Fairness means that if you have several threads attempting to lock the same resources, they’ll all get a chance and none of them gets the lion’s share. In other words, that there are no race conditions [2].
Speed is obvious, it’s about the overhead the locking mechanism incurs.
Edit 2013-08-24: looks like the issue discussed here should be resolved in XE5, cf Monitoring the Monitor [3] by Allen Bauer.
Test case
The test case presented here aims to not just stress the locking mechanism, but also measure its fairness.
A simple way to do that is to start multiple threads, and then count over a given time slice, how many time each thread could acquire the lock. Not that in this particular test cases, the issue uncovered in previous episodes don’t apply, since there is a single lock.
For that we can use the following structure
type TData = array [0..SAMPLES-1, 0..NBTHREADS-1] of Integer; var Data : TData; Counter : Integer;
And each of the thread will then have the following workload:
procedure TTestThread.Execute; begin while not Terminated do begin LockData; try if Counter>=NB then Terminate else begin Inc(Counter); Inc(Data[Counter shr SAMPLES_BITS, N]); end; finally UnLockData; end; end; end;
So each threads increments a counter, then increments the number of times it could acquire the counter over a given counter range of 2^SAMPLE_BITS samples.
The resulting array can then easily be visualized.
Outcome
Running the test case with four threads on a (true) quad-core CPU, here is the raw resulting array:
Critical sections on top, TMonitor on bottom
What immediately jumps out is that TMonitor is fair, very fair, while critical sections don’t look quite so fair.
However, the timings do tell a different story… TMonitor version executes in 1.36 sec, while critical sections version executed in just 0.1 sec, so 13 times faster… When you scale the graphic in proportion to the time taken, the outcome becomes:
So while critical sections still aren’t as perfectly fair, when you put things in perspective, the fairness of critical sections looks far less problematic. And the performance is just not in the same league.
Keep in mind that with higher locking performance, the duration of locks will be reduced, which in turns means that contention is less likely occur.
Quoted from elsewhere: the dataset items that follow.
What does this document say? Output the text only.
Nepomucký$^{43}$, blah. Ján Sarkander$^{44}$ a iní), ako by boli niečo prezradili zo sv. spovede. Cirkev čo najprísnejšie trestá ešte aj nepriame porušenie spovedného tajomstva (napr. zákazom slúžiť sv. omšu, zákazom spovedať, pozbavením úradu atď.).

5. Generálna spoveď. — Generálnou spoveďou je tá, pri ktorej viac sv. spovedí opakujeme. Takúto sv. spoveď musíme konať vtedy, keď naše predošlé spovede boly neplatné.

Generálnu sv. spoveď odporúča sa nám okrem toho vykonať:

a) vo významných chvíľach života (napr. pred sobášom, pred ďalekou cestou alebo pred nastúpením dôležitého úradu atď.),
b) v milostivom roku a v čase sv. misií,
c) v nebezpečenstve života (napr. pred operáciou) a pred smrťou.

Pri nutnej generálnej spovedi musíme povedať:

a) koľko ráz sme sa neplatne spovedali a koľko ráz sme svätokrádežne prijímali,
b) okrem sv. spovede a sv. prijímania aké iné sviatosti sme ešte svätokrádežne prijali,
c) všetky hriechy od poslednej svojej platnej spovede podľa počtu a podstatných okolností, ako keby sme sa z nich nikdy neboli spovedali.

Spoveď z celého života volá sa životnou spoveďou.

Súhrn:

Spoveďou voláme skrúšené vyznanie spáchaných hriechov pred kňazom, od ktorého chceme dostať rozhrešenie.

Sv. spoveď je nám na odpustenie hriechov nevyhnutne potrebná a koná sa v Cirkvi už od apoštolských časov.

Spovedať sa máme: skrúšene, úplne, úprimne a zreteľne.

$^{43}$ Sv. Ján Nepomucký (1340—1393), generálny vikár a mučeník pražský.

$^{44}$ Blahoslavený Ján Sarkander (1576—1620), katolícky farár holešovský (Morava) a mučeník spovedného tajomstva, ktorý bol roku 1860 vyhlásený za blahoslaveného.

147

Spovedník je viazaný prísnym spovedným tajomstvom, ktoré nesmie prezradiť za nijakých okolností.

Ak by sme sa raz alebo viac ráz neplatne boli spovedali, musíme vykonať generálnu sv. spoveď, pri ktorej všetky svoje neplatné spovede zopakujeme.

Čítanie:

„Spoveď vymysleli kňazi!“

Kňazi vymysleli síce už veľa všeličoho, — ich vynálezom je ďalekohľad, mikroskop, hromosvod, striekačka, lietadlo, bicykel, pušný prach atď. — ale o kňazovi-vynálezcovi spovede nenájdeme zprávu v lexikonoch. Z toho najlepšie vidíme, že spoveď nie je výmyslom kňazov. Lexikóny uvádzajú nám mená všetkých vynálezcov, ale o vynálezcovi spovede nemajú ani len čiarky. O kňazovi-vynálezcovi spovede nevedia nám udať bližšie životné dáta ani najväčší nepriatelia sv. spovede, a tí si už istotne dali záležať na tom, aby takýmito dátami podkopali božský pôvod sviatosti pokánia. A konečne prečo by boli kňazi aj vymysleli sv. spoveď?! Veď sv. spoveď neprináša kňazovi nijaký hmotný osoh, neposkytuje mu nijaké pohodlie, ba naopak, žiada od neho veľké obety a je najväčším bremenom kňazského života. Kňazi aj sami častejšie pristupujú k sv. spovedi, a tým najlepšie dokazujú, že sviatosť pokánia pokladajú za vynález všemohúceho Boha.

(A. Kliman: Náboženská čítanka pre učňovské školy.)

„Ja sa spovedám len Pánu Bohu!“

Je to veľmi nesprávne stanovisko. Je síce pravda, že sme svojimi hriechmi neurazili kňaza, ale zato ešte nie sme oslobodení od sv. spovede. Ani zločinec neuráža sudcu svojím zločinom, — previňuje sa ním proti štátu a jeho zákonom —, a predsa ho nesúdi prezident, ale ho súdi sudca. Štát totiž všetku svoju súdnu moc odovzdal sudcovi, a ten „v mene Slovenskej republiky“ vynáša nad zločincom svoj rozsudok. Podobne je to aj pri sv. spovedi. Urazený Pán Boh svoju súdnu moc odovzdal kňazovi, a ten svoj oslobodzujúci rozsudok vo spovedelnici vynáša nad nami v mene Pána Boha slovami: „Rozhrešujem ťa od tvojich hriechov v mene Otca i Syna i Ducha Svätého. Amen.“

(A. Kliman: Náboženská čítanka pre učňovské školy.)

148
And low locking performance means that contention can become a problem in situations where it just shouldn’t have been a problem.
As an illustration, in the previous test case:
- Critical Sections: system CPU usage is around 70%, so almost 3 threads are busy at any time, only one is waiting on the lock.
- TMonitor: system CPU usage is 25%, meaning that everything is serialized, and only one thread is active at any time.
So even if the code was very short and very contention-prone, and some of the CPU usage could be spinlocks rather than actual work, there is obviously some potential for parallelization.
The test gave similar results for XE and XE2, both in 32bit & 64bit mode. XE3 results are similar but slightly slower (TMonitor being 14.5 times slower instead of 13 times like with XE/XE2). If any one wants to test against XE4 or on other CPU, feel free to download the source code [4] and send me the binary, so I can test on the same machine for comparison purposes.
Conclusion
The greater fairness of TMonitor comes not only at an execution overhead cost, but also at a greater contention cost. It’s likely the fairness was actually a side-effect of the greater contention (and effective serialization).
If you’re serious about multi-threading performance, TMonitor should not appear in your code. At all.
edit: While nothing is confirmed for XE4 yet, things actually got a little worse with XE3, and XE4 is identical to XE3 (cf. comments, thanks Chris).